DOI 10.1615/hedhme.a.000188

2.6.5 Dropwise Condensation

A. Introduction

This mode of condensation occurs when a vapour condenses on a surface which is not wetted by the condensate. It has long been recognised that, for non-metal vapours, dropwise condensation gives much higher heat-transfer coefficients titan found with film condensation. For instance, in the absence of non-condensing gases, the heat-transfer coefficient for dropwise condensation of steam is around ten times that for film condensation at power station condenser pressures and more than twenty times that for film condensation at atmospheric pressure. In circumstances where the filmwise coefficient is of similar magnitude to that on the cooling side, a change of mode to dropwise condensation offers a potential improvement in overall coefficient by a factor of around 2. This has been verified by experiment as shown in Figure 1.

Figure 1 Overall heat-transfer coefficient for steam at atmospheric pressure condensing on a water-cooled horizontal aluminium tube (I.D. 9.7 mm, O.D. 12.8 mm). Vapour velocity 0.7 m/s. Non-condensing gas content < 30 ppm. Coolant temperature 20 °C. Promoter — 9 μm copper plate, dioctadecyl disulphide. [From data in Rose (1978)]

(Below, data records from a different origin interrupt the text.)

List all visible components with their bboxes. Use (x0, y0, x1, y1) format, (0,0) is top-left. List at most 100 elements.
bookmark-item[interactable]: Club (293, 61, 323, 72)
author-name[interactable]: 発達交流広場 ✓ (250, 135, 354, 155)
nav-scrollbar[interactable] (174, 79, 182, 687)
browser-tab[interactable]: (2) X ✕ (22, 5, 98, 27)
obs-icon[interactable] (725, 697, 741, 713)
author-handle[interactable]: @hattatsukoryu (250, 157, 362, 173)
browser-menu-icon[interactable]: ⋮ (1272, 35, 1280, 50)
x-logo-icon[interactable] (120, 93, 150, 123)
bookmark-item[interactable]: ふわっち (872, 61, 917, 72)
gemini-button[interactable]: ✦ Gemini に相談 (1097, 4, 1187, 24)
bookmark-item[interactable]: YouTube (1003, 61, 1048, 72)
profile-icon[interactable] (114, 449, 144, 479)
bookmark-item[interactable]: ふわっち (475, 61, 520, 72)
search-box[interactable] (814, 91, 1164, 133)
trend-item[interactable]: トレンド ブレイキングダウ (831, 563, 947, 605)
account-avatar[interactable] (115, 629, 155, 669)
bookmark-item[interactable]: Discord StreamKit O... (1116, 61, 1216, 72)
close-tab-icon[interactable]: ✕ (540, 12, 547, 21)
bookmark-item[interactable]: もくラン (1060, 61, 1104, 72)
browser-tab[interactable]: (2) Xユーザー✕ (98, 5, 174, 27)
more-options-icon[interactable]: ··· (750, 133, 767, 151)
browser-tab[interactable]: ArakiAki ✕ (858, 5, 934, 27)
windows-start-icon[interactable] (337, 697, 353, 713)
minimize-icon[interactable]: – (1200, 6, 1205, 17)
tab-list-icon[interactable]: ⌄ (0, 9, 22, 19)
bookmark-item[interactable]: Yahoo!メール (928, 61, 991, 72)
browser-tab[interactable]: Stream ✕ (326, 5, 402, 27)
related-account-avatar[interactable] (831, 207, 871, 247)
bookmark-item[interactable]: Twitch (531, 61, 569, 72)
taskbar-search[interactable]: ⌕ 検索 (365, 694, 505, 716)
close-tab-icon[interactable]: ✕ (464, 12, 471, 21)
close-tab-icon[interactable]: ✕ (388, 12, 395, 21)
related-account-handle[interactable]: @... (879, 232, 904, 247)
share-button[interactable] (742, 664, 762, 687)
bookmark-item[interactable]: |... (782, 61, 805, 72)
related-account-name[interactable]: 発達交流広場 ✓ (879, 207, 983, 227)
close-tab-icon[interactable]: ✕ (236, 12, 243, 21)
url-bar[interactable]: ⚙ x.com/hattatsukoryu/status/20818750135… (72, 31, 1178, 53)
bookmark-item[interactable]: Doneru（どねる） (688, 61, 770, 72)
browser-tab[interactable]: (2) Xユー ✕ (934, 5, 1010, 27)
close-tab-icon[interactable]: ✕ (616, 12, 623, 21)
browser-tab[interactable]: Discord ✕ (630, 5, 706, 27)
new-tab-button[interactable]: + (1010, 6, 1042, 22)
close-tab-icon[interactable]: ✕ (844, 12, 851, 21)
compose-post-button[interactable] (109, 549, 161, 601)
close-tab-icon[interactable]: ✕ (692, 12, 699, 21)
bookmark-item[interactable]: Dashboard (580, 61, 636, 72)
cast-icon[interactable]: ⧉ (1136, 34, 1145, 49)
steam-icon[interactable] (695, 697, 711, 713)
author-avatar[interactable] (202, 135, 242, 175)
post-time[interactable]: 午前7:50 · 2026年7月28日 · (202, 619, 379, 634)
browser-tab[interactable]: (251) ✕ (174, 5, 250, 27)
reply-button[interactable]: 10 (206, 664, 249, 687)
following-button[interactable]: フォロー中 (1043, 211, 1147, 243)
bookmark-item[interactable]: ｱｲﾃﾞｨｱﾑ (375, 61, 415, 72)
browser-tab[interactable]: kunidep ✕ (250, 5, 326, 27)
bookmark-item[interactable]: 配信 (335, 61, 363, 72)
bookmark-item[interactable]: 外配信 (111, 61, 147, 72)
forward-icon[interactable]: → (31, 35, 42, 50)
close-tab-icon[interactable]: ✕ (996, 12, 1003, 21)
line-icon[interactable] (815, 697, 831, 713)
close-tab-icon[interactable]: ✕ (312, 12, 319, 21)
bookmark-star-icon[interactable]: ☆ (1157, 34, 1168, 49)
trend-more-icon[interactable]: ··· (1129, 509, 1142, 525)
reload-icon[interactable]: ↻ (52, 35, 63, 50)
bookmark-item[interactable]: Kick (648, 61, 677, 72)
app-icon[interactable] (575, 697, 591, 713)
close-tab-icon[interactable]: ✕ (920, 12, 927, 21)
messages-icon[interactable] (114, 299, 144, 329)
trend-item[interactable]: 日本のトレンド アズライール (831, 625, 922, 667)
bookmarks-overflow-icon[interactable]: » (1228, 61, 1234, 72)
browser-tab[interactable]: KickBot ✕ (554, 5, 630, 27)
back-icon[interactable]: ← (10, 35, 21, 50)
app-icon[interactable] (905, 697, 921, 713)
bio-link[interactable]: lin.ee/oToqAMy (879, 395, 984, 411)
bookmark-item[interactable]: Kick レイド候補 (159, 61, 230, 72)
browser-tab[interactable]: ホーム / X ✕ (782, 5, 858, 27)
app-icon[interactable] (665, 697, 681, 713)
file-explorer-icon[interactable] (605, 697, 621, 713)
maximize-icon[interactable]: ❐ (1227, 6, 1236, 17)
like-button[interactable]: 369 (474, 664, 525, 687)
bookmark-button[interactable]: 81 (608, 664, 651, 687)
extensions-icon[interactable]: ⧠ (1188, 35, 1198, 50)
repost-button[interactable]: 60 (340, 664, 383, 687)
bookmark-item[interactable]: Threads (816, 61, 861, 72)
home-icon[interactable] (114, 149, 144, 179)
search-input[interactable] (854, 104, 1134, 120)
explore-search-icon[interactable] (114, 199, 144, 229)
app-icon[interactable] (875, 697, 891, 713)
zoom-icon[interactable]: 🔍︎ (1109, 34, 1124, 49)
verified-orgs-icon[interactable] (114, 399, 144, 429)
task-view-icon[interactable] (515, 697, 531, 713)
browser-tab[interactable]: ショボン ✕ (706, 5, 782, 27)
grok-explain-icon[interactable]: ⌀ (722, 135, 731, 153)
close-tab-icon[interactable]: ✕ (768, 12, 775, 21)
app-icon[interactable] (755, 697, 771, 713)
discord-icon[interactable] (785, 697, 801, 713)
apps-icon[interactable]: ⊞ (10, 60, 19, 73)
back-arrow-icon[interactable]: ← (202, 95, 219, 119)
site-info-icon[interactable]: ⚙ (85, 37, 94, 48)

Clean metal surfaces are wetted by non-metallic liquids and film condensation is the mode which normally occurs in practice. Non-wetting agents, known as dropwise promoters, are needed to promote dropwise condensation. Unfortunately, sufficiently reliable promoting techniques have not yet been developed and dropwise condensation has not so far been used on an industrial scale to any significant extent. On the laboratory scale, however, dropwise condensation can be reliably obtained for long periods for steam and a few high surface tension organic fluids. Reviews of dropwise condensation heat transfer have been given by Le Fevre and Rose (1969), Tanasawa (1991), and Marto (1994).